La fiesta del Albor Primaveral era un torbellino de actividad. Mercaderes procedentes de todos los rincones de Ansalon habían plantado sus tiendas y montado los mostradores en los que se vendía de todo, desde faltriqueras de piel hasta brillantes gemas, armas de acero o tallas de vallenwood. También había puestos de comida —carne de venado, pasteles de miel y bayas, e incluso quith-pa élfico—, y se mirara donde se mirase, siempre se veía a alguien sirviendo cerveza o vino.

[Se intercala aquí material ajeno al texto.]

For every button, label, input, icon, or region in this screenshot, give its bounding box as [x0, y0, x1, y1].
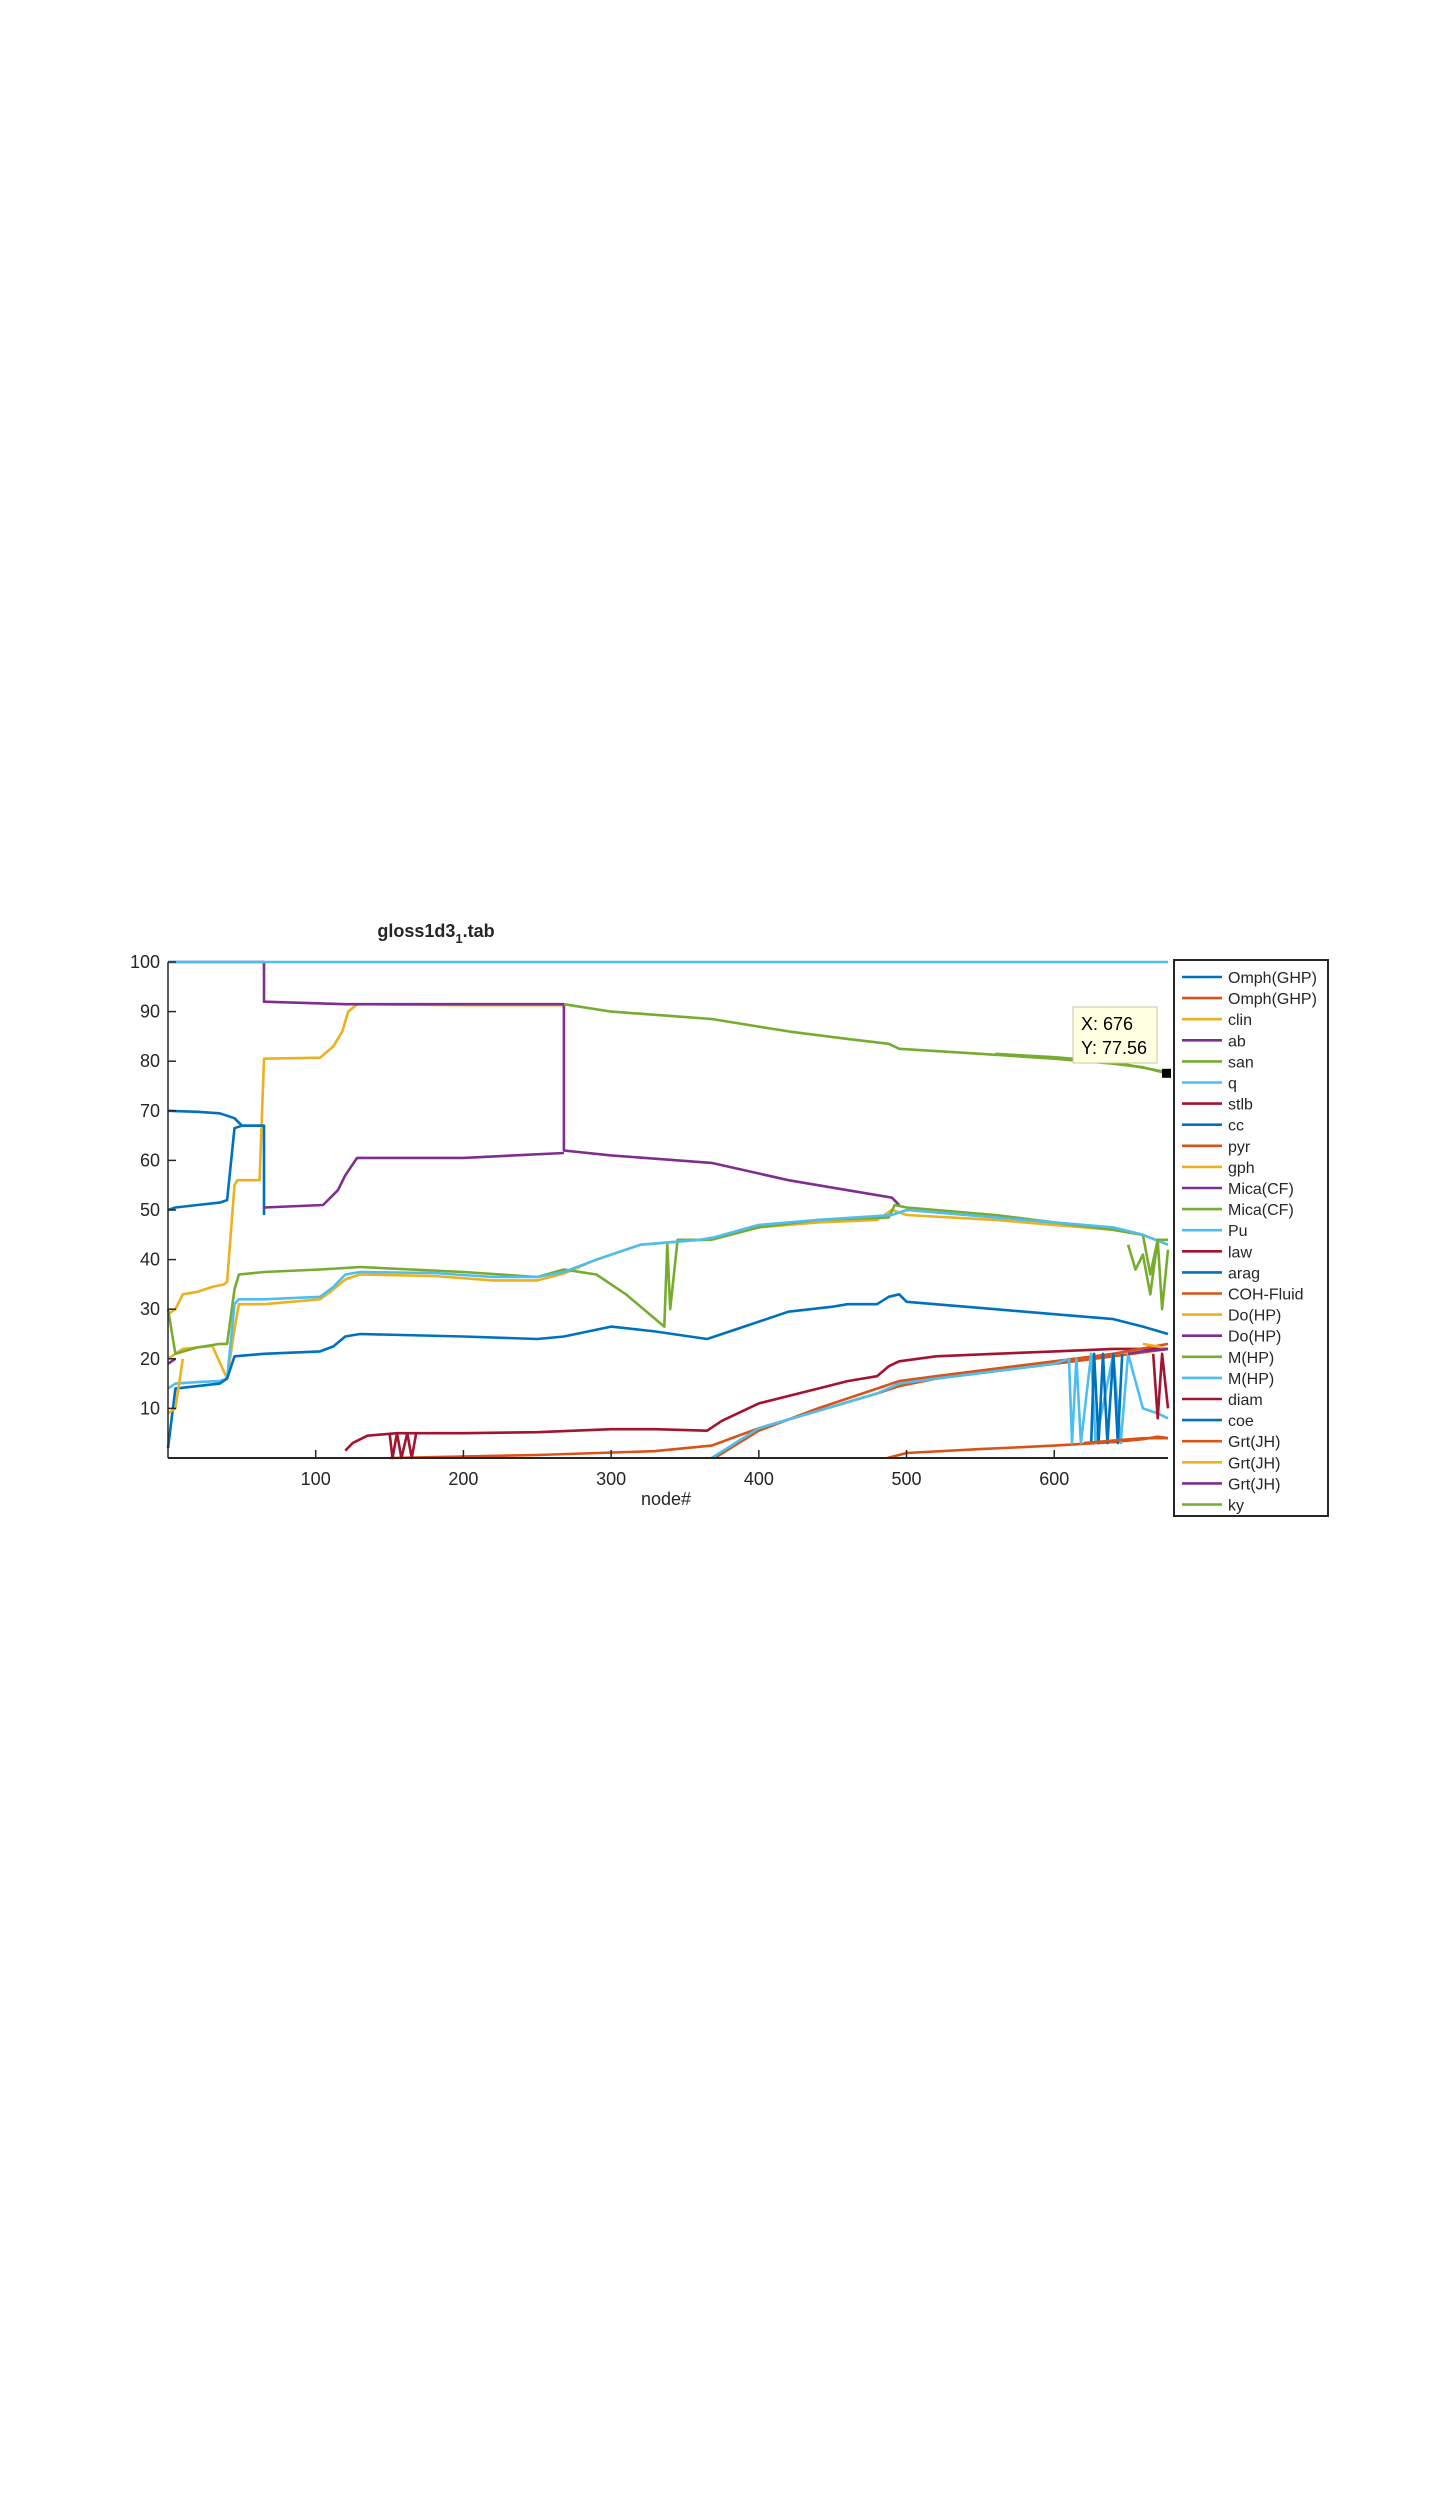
series-line-15 — [166, 1293, 1169, 1449]
series-layer — [166, 960, 1170, 1460]
y-tick-label: 40 — [140, 1250, 160, 1270]
series-line-7 — [344, 1347, 1168, 1452]
series-line-18 — [167, 1357, 177, 1365]
legend-label-9: pyr — [1228, 1139, 1251, 1156]
legend-label-5: san — [1228, 1054, 1254, 1071]
datatip-y: Y: 77.56 — [1081, 1038, 1147, 1058]
y-tick-label: 80 — [140, 1051, 160, 1071]
datatip-marker — [1162, 1068, 1172, 1078]
legend-label-22: coe — [1228, 1413, 1254, 1430]
x-ticks: 100 200 300 400 500 600 — [301, 1450, 1069, 1489]
series-line-3 — [167, 1002, 564, 1316]
datatip-x: X: 676 — [1081, 1014, 1133, 1034]
y-tick-label: 50 — [140, 1200, 160, 1220]
series-line-4 — [168, 960, 901, 1206]
datatip-box — [1072, 1006, 1158, 1064]
datatip[interactable]: X: 676 Y: 77.56 — [1072, 1006, 1172, 1078]
y-tick-label: 10 — [140, 1398, 160, 1418]
x-axis-label: node# — [641, 1489, 691, 1509]
series-line-25 — [1127, 1347, 1169, 1356]
chart-title-suffix: .tab — [463, 921, 495, 941]
y-tick-label: 30 — [140, 1299, 160, 1319]
legend-label-23: Grt(JH) — [1228, 1434, 1280, 1451]
series-line-21 — [1151, 1352, 1170, 1420]
legend-label-20: M(HP) — [1228, 1371, 1274, 1388]
legend-label-13: Pu — [1228, 1223, 1248, 1240]
legend-label-8: cc — [1228, 1118, 1244, 1135]
legend-label-17: Do(HP) — [1228, 1308, 1281, 1325]
legend-box — [1173, 959, 1329, 1517]
y-tick-label: 70 — [140, 1101, 160, 1121]
y-tick-label: 100 — [130, 952, 160, 972]
chart-title-main: gloss1d3 — [377, 921, 455, 941]
y-tick-label: 90 — [140, 1002, 160, 1022]
legend-label-26: ky — [1228, 1498, 1244, 1515]
legend-label-18: Do(HP) — [1228, 1329, 1281, 1346]
plot-area — [168, 962, 1168, 1458]
y-ticks: 10 20 30 40 50 60 70 80 90 100 — [130, 952, 176, 1418]
series-line-22 — [1089, 1352, 1124, 1445]
series-line-11 — [263, 1151, 564, 1209]
legend-label-11: Mica(CF) — [1228, 1181, 1294, 1198]
legend-label-15: arag — [1228, 1265, 1260, 1282]
x-tick-label: 300 — [596, 1469, 626, 1489]
legend[interactable]: Omph(GHP) Omph(GHP) clin ab san q stlb cc pyr gph… — [1173, 959, 1329, 1517]
x-tick-label: 600 — [1039, 1469, 1069, 1489]
legend-label-3: clin — [1228, 1012, 1252, 1029]
legend-label-16: COH-Fluid — [1228, 1287, 1304, 1304]
x-tick-label: 500 — [892, 1469, 922, 1489]
y-tick-label: 20 — [140, 1349, 160, 1369]
legend-label-25: Grt(JH) — [1228, 1476, 1280, 1493]
legend-items: Omph(GHP) Omph(GHP) clin ab san q stlb cc pyr gph… — [1182, 970, 1317, 1515]
series-line-20 — [710, 1352, 1169, 1460]
x-tick-label: 200 — [448, 1469, 478, 1489]
legend-label-7: stlb — [1228, 1097, 1253, 1114]
legend-label-1: Omph(GHP) — [1228, 970, 1317, 987]
legend-label-12: Mica(CF) — [1228, 1202, 1294, 1219]
chart-title: gloss1d31.tab — [377, 921, 494, 946]
legend-label-6: q — [1228, 1076, 1237, 1093]
legend-label-21: diam — [1228, 1392, 1263, 1409]
legend-label-4: ab — [1228, 1033, 1246, 1050]
series-line-19 — [1126, 1238, 1170, 1311]
legend-label-19: M(HP) — [1228, 1350, 1274, 1367]
legend-label-24: Grt(JH) — [1228, 1455, 1280, 1472]
series-line-23 — [1083, 1436, 1168, 1445]
series-line-13 — [167, 1208, 1169, 1390]
chart-title-subscript: 1 — [455, 931, 462, 946]
series-line-8 — [167, 1124, 264, 1212]
legend-label-14: law — [1228, 1244, 1252, 1261]
y-tick-label: 60 — [140, 1150, 160, 1170]
legend-label-10: gph — [1228, 1160, 1255, 1177]
x-tick-label: 100 — [301, 1469, 331, 1489]
x-tick-label: 400 — [744, 1469, 774, 1489]
legend-label-2: Omph(GHP) — [1228, 991, 1317, 1008]
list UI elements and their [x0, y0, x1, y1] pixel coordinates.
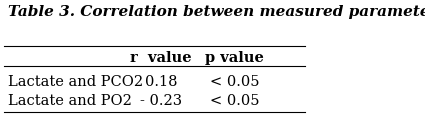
Text: - 0.23: - 0.23: [140, 93, 182, 107]
Text: Lactate and PCO2: Lactate and PCO2: [8, 74, 143, 88]
Text: < 0.05: < 0.05: [210, 74, 259, 88]
Text: 0.18: 0.18: [144, 74, 177, 88]
Text: r  value: r value: [130, 51, 192, 64]
Text: < 0.05: < 0.05: [210, 93, 259, 107]
Text: p value: p value: [205, 51, 264, 64]
Text: Table 3. Correlation between measured parameters: Table 3. Correlation between measured pa…: [8, 5, 425, 19]
Text: Lactate and PO2: Lactate and PO2: [8, 93, 131, 107]
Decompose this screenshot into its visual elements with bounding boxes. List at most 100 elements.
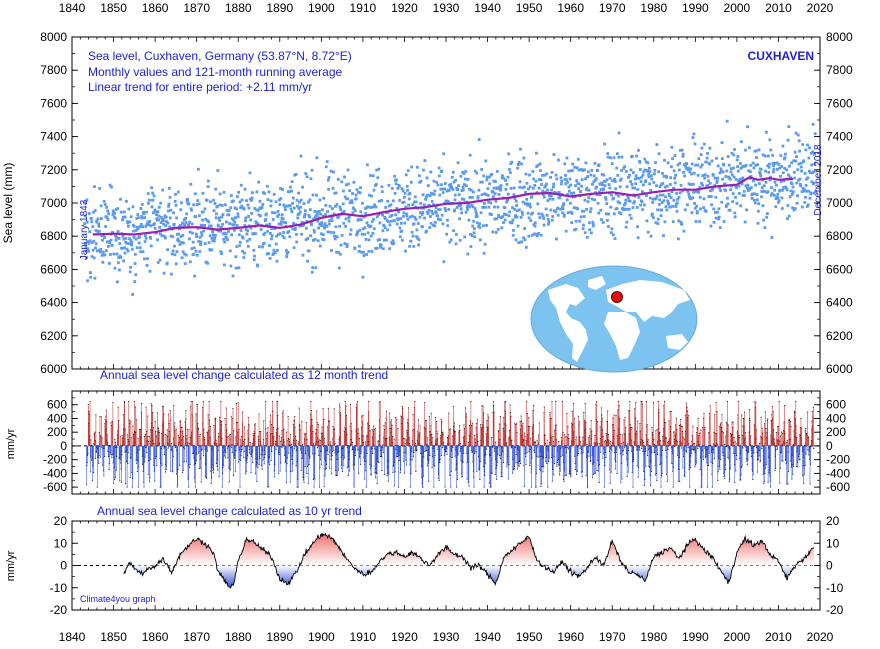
monthly-value-point bbox=[614, 187, 618, 191]
monthly-value-point bbox=[564, 182, 568, 186]
monthly-value-point bbox=[199, 223, 203, 227]
monthly-value-point bbox=[252, 232, 255, 236]
monthly-value-point bbox=[698, 195, 702, 199]
monthly-value-point bbox=[602, 173, 606, 177]
monthly-value-point bbox=[127, 207, 131, 211]
monthly-value-point bbox=[711, 174, 715, 177]
monthly-value-point bbox=[587, 188, 591, 192]
monthly-value-point bbox=[440, 169, 444, 173]
monthly-value-point bbox=[344, 183, 348, 187]
monthly-value-point bbox=[461, 188, 465, 192]
monthly-value-point bbox=[682, 171, 685, 174]
monthly-value-point bbox=[90, 255, 94, 258]
monthly-value-point bbox=[737, 184, 741, 188]
monthly-value-point bbox=[649, 234, 653, 238]
monthly-value-point bbox=[369, 224, 373, 228]
monthly-value-point bbox=[510, 160, 514, 164]
monthly-value-point bbox=[667, 201, 671, 205]
monthly-value-point bbox=[527, 216, 531, 220]
monthly-value-point bbox=[383, 226, 387, 229]
monthly-value-point bbox=[660, 208, 664, 212]
monthly-value-point bbox=[139, 207, 143, 210]
monthly-value-point bbox=[223, 240, 227, 244]
monthly-value-point bbox=[515, 215, 519, 219]
monthly-value-point bbox=[397, 184, 401, 188]
monthly-value-point bbox=[798, 149, 801, 153]
monthly-value-point bbox=[363, 232, 366, 236]
monthly-value-point bbox=[198, 250, 202, 253]
monthly-value-point bbox=[556, 213, 560, 217]
monthly-value-point bbox=[200, 234, 204, 237]
monthly-value-point bbox=[419, 211, 422, 215]
monthly-value-point bbox=[654, 161, 657, 164]
monthly-value-point bbox=[142, 210, 146, 214]
monthly-value-point bbox=[514, 238, 518, 242]
monthly-value-point bbox=[502, 176, 506, 180]
monthly-value-point bbox=[335, 235, 339, 239]
monthly-value-point bbox=[640, 200, 644, 204]
monthly-value-point bbox=[777, 163, 781, 166]
monthly-value-point bbox=[761, 153, 765, 157]
monthly-value-point bbox=[326, 230, 330, 234]
monthly-value-point bbox=[403, 191, 407, 195]
monthly-value-point bbox=[536, 234, 539, 238]
monthly-value-point bbox=[812, 170, 816, 174]
monthly-value-point bbox=[358, 244, 361, 248]
monthly-value-point bbox=[519, 216, 523, 219]
monthly-value-point bbox=[411, 234, 415, 238]
monthly-value-point bbox=[368, 206, 372, 209]
monthly-value-point bbox=[583, 198, 587, 202]
monthly-value-point bbox=[105, 205, 108, 209]
monthly-value-point bbox=[529, 219, 533, 222]
monthly-value-point bbox=[504, 179, 507, 182]
monthly-value-point bbox=[497, 193, 501, 196]
monthly-value-point bbox=[360, 250, 363, 254]
monthly-value-point bbox=[281, 234, 285, 238]
monthly-value-point bbox=[238, 244, 241, 248]
monthly-value-point bbox=[370, 220, 374, 224]
monthly-value-point bbox=[135, 216, 139, 220]
monthly-value-point bbox=[224, 203, 227, 207]
monthly-value-point bbox=[385, 238, 388, 242]
monthly-value-point bbox=[173, 200, 177, 203]
monthly-value-point bbox=[524, 172, 528, 176]
monthly-value-point bbox=[751, 161, 755, 165]
monthly-value-point bbox=[698, 186, 702, 189]
monthly-value-point bbox=[645, 219, 649, 223]
monthly-value-point bbox=[154, 210, 157, 213]
monthly-value-point bbox=[654, 197, 658, 200]
monthly-value-point bbox=[361, 275, 365, 279]
monthly-value-point bbox=[213, 202, 217, 205]
monthly-value-point bbox=[584, 177, 587, 181]
monthly-value-point bbox=[314, 266, 318, 270]
monthly-value-point bbox=[487, 175, 491, 179]
monthly-value-point bbox=[185, 200, 189, 204]
monthly-value-point bbox=[256, 222, 260, 226]
map-eurasia bbox=[606, 280, 690, 322]
monthly-value-point bbox=[339, 243, 343, 247]
monthly-value-point bbox=[691, 196, 694, 200]
monthly-value-point bbox=[360, 232, 364, 236]
top-x-tick-label: 1900 bbox=[308, 1, 335, 15]
monthly-value-point bbox=[399, 217, 402, 220]
monthly-value-point bbox=[218, 219, 221, 222]
monthly-value-point bbox=[371, 174, 375, 178]
monthly-value-point bbox=[541, 193, 545, 196]
monthly-value-point bbox=[243, 187, 247, 191]
monthly-value-point bbox=[642, 170, 646, 174]
monthly-value-point bbox=[341, 202, 345, 206]
monthly-value-point bbox=[121, 234, 125, 238]
monthly-value-point bbox=[364, 238, 368, 241]
monthly-value-point bbox=[323, 222, 327, 226]
monthly-value-point bbox=[401, 201, 405, 204]
monthly-value-point bbox=[264, 218, 267, 221]
monthly-value-point bbox=[199, 243, 202, 246]
monthly-value-point bbox=[173, 244, 176, 248]
monthly-value-point bbox=[255, 190, 259, 194]
monthly-value-point bbox=[391, 239, 395, 243]
monthly-value-point bbox=[548, 194, 551, 197]
monthly-value-point bbox=[708, 146, 712, 150]
monthly-value-point bbox=[121, 218, 124, 222]
monthly-value-point bbox=[739, 167, 743, 170]
monthly-value-point bbox=[214, 234, 217, 237]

No sólo había cosas para comprar, por supuesto. Bardos y faranduleros de todo tipo habían acudido a ejercer su arte. Paseando por la feria, Caramon contó hasta una docena de juglares y recitadores, una compañía de acróbatas, una función de marionetas, un grupo de equilibristas con zancos, malabaristas, bufones y un tragafuegos. Él y Tika se iban parando a mirar en uno y otro sitio, dejando monedas en las gorras.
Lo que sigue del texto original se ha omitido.